Le gouvernement confirme l'étude d'un "impôt plancher" pour simplifier les niches fiscales
 

Le projet d'impôt minimum du gouvernement, révélé par Le Canard enchaîné dans son édition du mercredi 29 août, a été confirmé par Bercy et le gouvernement. "C'est clairement une piste de réflexion, puisque Christine Lagarde en a pris l'engagement", a rappelé, mercredi, Laurent Wauquiez, porte-parole du gouvernement. La loi sur le travail, l'emploi et le pouvoir d'achat (TEPA), entrée en vigueur le 21 août, prévoit en effet que le gouvernement présente, avant le 15 octobre au Parlement, "un rapport sur la mise en place d'une imposition minimale sur le revenu des personnes physiques en vue d'un examen à l'occasion du projet de loi finances pour 2008", afin de compenser la mise en place du paquet fiscal, qui ramène notamment de 60 % à 50 % le seuil maximum des impôts directs payés

"L'idée, c'est de travailler sur les niches fiscales et de clarifier tout cela", a souligné M. Wauquiez, faisant allusion aux nombreuses déductions qui découlent de ces niches. Il a par ailleurs qualifié "d'un peu artificielle" la réaction du PS, estimant qu'il n'était pas nécessaire "de faire monter un débat sur lequel la donne est parfaitement claire". Plus tôt dans la journée, les socialistes avaient dénoncé cet "impôt minimal" qui confirme "la validité des reproches formulés à l'égard du 'paquet cadeau fiscal'" du gouvernement.
 

"UNE AVANCÉE APRÈS UN RECUL SANS PRÉCÉDENT"
 

Le SNUI, syndicat majoritaire des impôts, a pour sa part prévenu que ce projet – "une avancée qui intervient après un recul sans précédent de l'imposition progressive des revenus" – comporte plusieurs risques. Il serait tout d'abord extrêmement complexe à mettre en place, car il devra "tout à la fois éviter de pénaliser les classes moyennes et instaurer un véritable 'impôt plancher'". De plus, il ajouterait "une disposition complexe supplémentaire qui risque de rendre l'impôt sur le revenu encore moins lisible".

"L'empilement, année après année, des mesures fiscales dérogatoires, a contribué à réduire la voilure de l'impôt sur le revenu et d'en affecter le caractère redistributif", a également regretté le SNUI, qui a mis en garde contre toute dérive vers un système d'imposition proportionnelle symbolisé par l'"Alternative Minimum Tax" en vigueur aux Etats-Unis.

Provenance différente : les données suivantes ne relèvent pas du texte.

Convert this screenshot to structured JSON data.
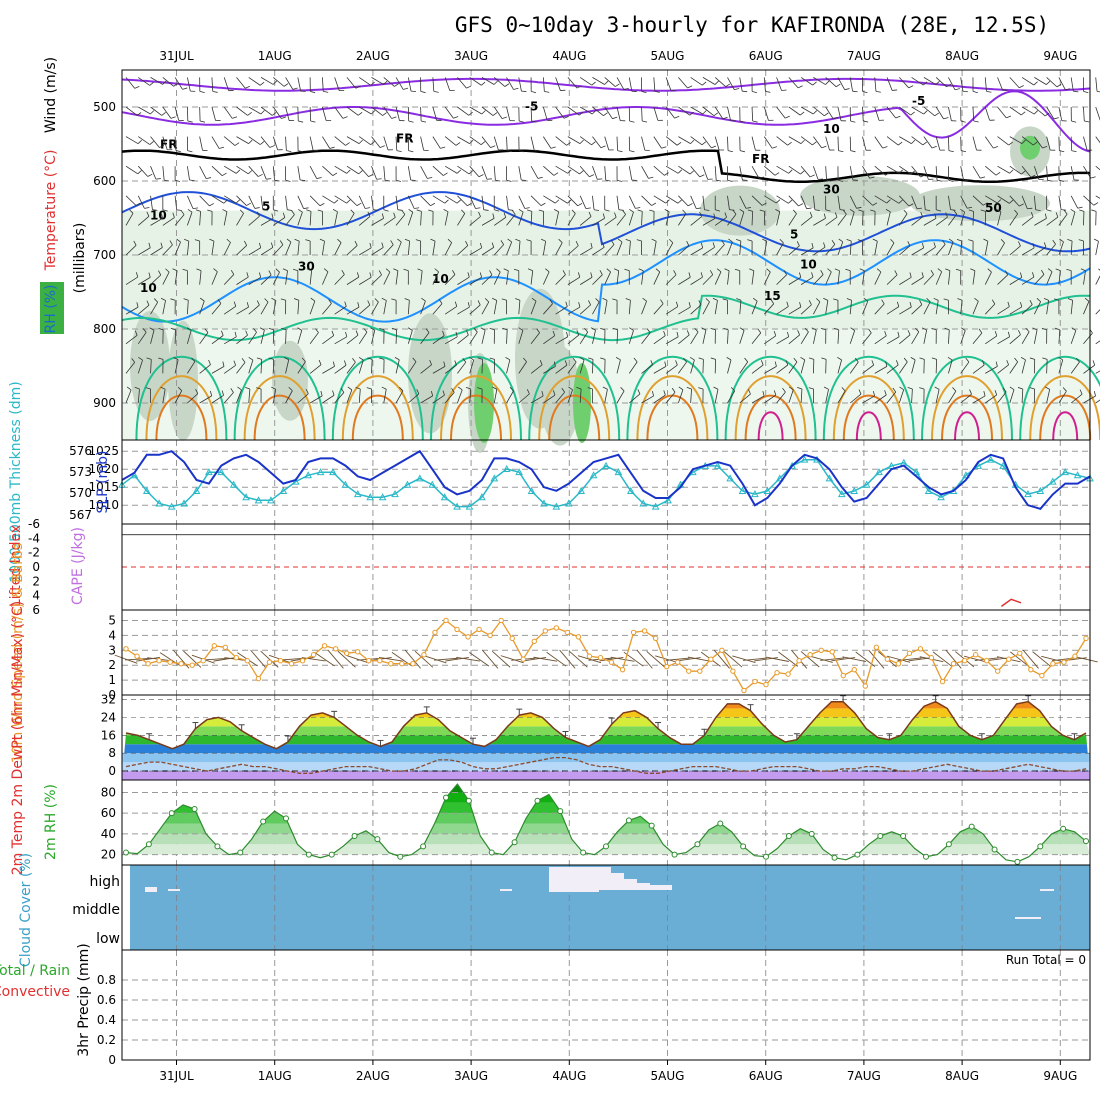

Pourtant le syndicat reconnaît des mérites à l'idée de réduire le nombre de niches fiscales, qui sont "extrêmement coûteuses" pour une "efficacité très faible". Les 185 niches (hors mécanismes liés au quotient familial) comptabilisées par le SNUI dans l'impôt sur le revenu coûteraient environ 32 milliards d'euros. La CFTC a indiqué pour sa part qu'elle acceptait l'idée d'un impôt plancher, à condition que la mesure soit mise en œuvre "dans la transparence" et "guidée par un souci de justice sociale".

Les modalités du dispositif auquel réfléchit actuellement le gouvernement restent inconnues. Une chose est sûre, Bercy devra trouver les bonnes formulations juridiques et techniques pour échapper à la censure du Conseil constitutionnel tout en respectant la volonté des parlementaires de ne cibler que les tranches de revenus les plus élevées.  Critiquant sa "complexité excessive" et sa violation du principe de l'"égalité devant l'impôt", les Sages avaient censuré une mesure du gouvernement de Dominique de Villepin prévoyant de limiter la réduction fiscale des niches à 8 000 euros par foyer.